Enrich Processor Not Working with Ingest Pipeline + Fleet Data Streams

Elastic Stack Elasticsearch
1

Hi everyone,

I'm building a small CTI platform where threat intelligence feeds (containing file hashes, IPs, etc.) are indexed into a custom index called tip_index. I want to correlate fields like threat.indicator.file.hash.md5 from this index with incoming logs from my Elastic Agent (which go into data streams like log-*), using an enrich processor and ingest pipelines.

:bullseye: Goal

Automatically enrich incoming logs with threat intelligence data (e.g., match process.hash.md5 with known malicious md5 from tip_index) and store the match in a field like threat_match or similar — without using the preview ES|QL JOIN.

Steps I've Taken So Far

  1. Created an Enrich Policy:
PUT /_enrich/policy/file_hash_policy
{
  "match": {
    "indices": "tip_index",
    "match_field": "threat.indicator.file.hash.md5",
    "enrich_fields": ["threat.indicator.file.*"]
  }
}
  1. Executed the Policy:
POST /_enrich/policy/file_hash_policy/_execute
  1. Created the Ingest Pipeline:
PUT /_ingest/pipeline/enrich-file-hash
{
  "processors": [
    {
      "enrich": {
        "policy_name": "file_hash_policy",
        "field": "process.hash.md5",
        "target_field": "threat_match",
        "ignore_missing": true
      }
    }
  ]
}
  1. Connected the Pipeline to Log Ingestion:
  • Tried assigning the pipeline using an index template:
PUT /_index_template/logs_enrich_template
{
  "index_patterns": ["logs-*"],
  "template": {
    "settings": {
      "index.default_pipeline": "enrich-file-hash"
    }
  }
}
  • Also tried setting pipeline in Fleet:
    • Fleet > Settings > Edit Output > Advanced YAML:
pipeline: enrich-file-hash
  1. Verified new logs are still not enriched with the expected threat_match field.

:cross_mark: Problem

  • No threat_match field is showing up in my logs-* indices.
  • Pipeline doesn't appear to trigger.
  • The enrich policy executes correctly, and the .enrich-file_hash_policy index exists.
  • I suspect it may have something to do with **Fleet-managed data streams or integration behavior not using the pipeline?

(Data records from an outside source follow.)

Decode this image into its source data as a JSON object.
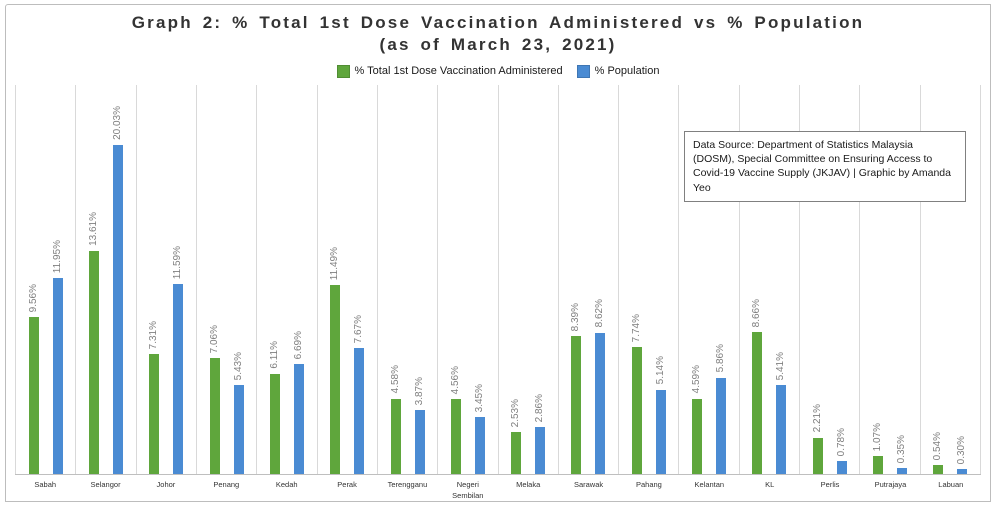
{
  "title_line1": "Graph 2: % Total 1st Dose Vaccination Administered vs % Population",
  "title_line2": "(as of March 23, 2021)",
  "source_note": "Data Source: Department of Statistics Malaysia (DOSM), Special Committee on Ensuring Access to Covid-19 Vaccine Supply (JKJAV) | Graphic by Amanda Yeo",
  "colors": {
    "series_green": "#5fa63c",
    "series_blue": "#4a8bd3",
    "value_label": "#7f7f7f",
    "gridline": "#d9d9d9"
  },
  "chart_data": {
    "type": "bar",
    "title": "Graph 2: % Total 1st Dose Vaccination Administered vs % Population (as of March 23, 2021)",
    "categories": [
      "Sabah",
      "Selangor",
      "Johor",
      "Penang",
      "Kedah",
      "Perak",
      "Terengganu",
      "Negeri Sembilan",
      "Melaka",
      "Sarawak",
      "Pahang",
      "Kelantan",
      "KL",
      "Perlis",
      "Putrajaya",
      "Labuan"
    ],
    "series": [
      {
        "name": "% Total 1st Dose Vaccination Administered",
        "color": "#5fa63c",
        "values": [
          9.56,
          13.61,
          7.31,
          7.06,
          6.11,
          11.49,
          4.58,
          4.56,
          2.53,
          8.39,
          7.74,
          4.59,
          8.66,
          2.21,
          1.07,
          0.54
        ]
      },
      {
        "name": "% Population",
        "color": "#4a8bd3",
        "values": [
          11.95,
          20.03,
          11.59,
          5.43,
          6.69,
          7.67,
          3.87,
          3.45,
          2.86,
          8.62,
          5.14,
          5.86,
          5.41,
          0.78,
          0.35,
          0.3
        ]
      }
    ],
    "value_suffix": "%",
    "value_decimals": 2,
    "xlabel": "",
    "ylabel": "",
    "ylim": [
      0,
      23.7
    ],
    "grid": "vertical category dividers",
    "legend_position": "top-center",
    "bar_value_labels": "rotated 90deg above bars"
  }
}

:magnifying_glass_tilted_left: Questions

  1. How can I properly connect an enrich ingest pipeline to logs coming from Fleet-managed integrations (like System or Endpoint)?
  2. Is it possible to enrich documents in data streams like logs-* at ingest time, or do I need to restructure my pipeline?
  3. Can I attach enrich pipelines to Fleet agent logs without custom filebeat.yml?
  4. If I update the tip_index, will it automatically reflect in enrichment after re-executing the policy?

Any help or guidance would be greatly appreciated!

Thanks so much in advance,

2

Hello and welcome,

There are some issues in what you are doing.

First:

PUT /_index_template/logs_enrich_template
{
  "index_patterns": ["logs-*"],
  "template": {
    "settings": {
      "index.default_pipeline": "enrich-file-hash"
    }
  }
}

You cannot do that, this will breaks a lot of things, you also cannot change the index.default_pipeline for Elastic Agent integration, this breaks them.

You need to create an ingest pipeline named logs@custom an add your enrich processor there.

In theory it is possible, but it may be insanely CPU intensive to the point that it will not work or you would need to use expensive dedicate ingest nodes, this depends on a lot of factors and the only way to know is by testing.

With fleet managed agents you do not have access to any yml to do changes, you need to do everything through the UI, but as mentioned to make an enrich processor to be executed by all integrations, you need to create the enrich processor in the logs@custom ingest pipeline.

Yes, when you re-execute an enrich policy it create a new .enrich-* index, it may take some time for the changes to reflect.

Unfortunately enrichment during ingestion with Elasticsearch has some problems.

In this case it may be easier to do enrichment during query using the new JOIN feature for ESQL that you mentioned or maybe creating an indicator match rule.

1 Like
3

Thanks a lot for the detailed explanation — that really helped clarify the limitations around enrich processors and Fleet-managed integrations.

I’ve decided to switch to using an indicator match rule instead, which seems to be a much more reliable and efficient approach for our use case. It's already looking more stable in our testing.

Appreciate your support and insights!